Он весь съежился, пригнулся к земле, смотрел исподлобья мне в глаза, и у него не было сил высвободить коченеющую руку.
— Пусть бы тебя лучше река поглотила. Где ты ни ступал, всюду прорастало несчастье, как чертополох. Ты убегаешь, всю жизнь убегаешь, за тобой — колючий лес, через него нет возврата! — кричал он невнятно, с каким-то бульканьем; только один я понимал его слова.
Я хотел оторвать его костяную руку от моего плаща и, вероятно, толкнул его, потому что он пошатнулся, затем ощерил зубы, словно издевательски смеясь надо мною, выпрямился, вытянулся, как будто стал выше своего обычного роста, вскинул руки наподобие крыльев и со всего маху упал навзничь. Он брыкался ногами, бил распростертыми руками, гулко колотил головой о землю. Изо рта у него пошла пена, окрашенная розоватым цветом крови.
Мы с ужасом замерли над ним, и казалось, что вся долина тоже умолкла. А он с нечеловеческой силой колотил всем своим телом по дерну, рвал его, и маленькие комочки чернозема прыгали вокруг него, как майские жуки.
— Накатило! — пронзительно крикнула пани Мальвина. — В него дух вселился!

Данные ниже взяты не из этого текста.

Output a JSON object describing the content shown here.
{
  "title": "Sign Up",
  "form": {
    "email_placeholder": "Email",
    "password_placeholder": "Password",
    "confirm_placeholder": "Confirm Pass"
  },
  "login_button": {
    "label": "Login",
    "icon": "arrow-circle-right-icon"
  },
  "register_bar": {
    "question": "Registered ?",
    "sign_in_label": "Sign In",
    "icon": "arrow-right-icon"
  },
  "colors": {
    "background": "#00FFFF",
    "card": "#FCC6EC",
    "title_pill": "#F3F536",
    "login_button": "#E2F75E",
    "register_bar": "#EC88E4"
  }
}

Люди, это священный танец!
И она рухнула на колени, а вслед за нею и все остальные.
Мы всё идем к богу, всё идем к богу
Сквозь печаль, сомнения и муку…
— затянула Мальвина единственную их песнь, монотонную жалобу, горестный гимн.
А он извивался перед ними, вспахивая головой землю, губы у него окрасились в черно-алый цвет, как будто он наелся вишен.
Я бросился к нему, они мне не помешали, полагая, что я хочу воздать почести святому. Но когда я примял коленями его деревянные руки, напоминавшие теперь лопасти мельничного колеса, когда я воткнул между ощеренными зубами железную пряжку от пояса, пани Мальвина истерически схватила меня за плащ и потянула с невероятной силой. Но я вцепился в больного, придавил его всей своей тяжестью и уже чувствовал, что он слабеет подо мной, затихает.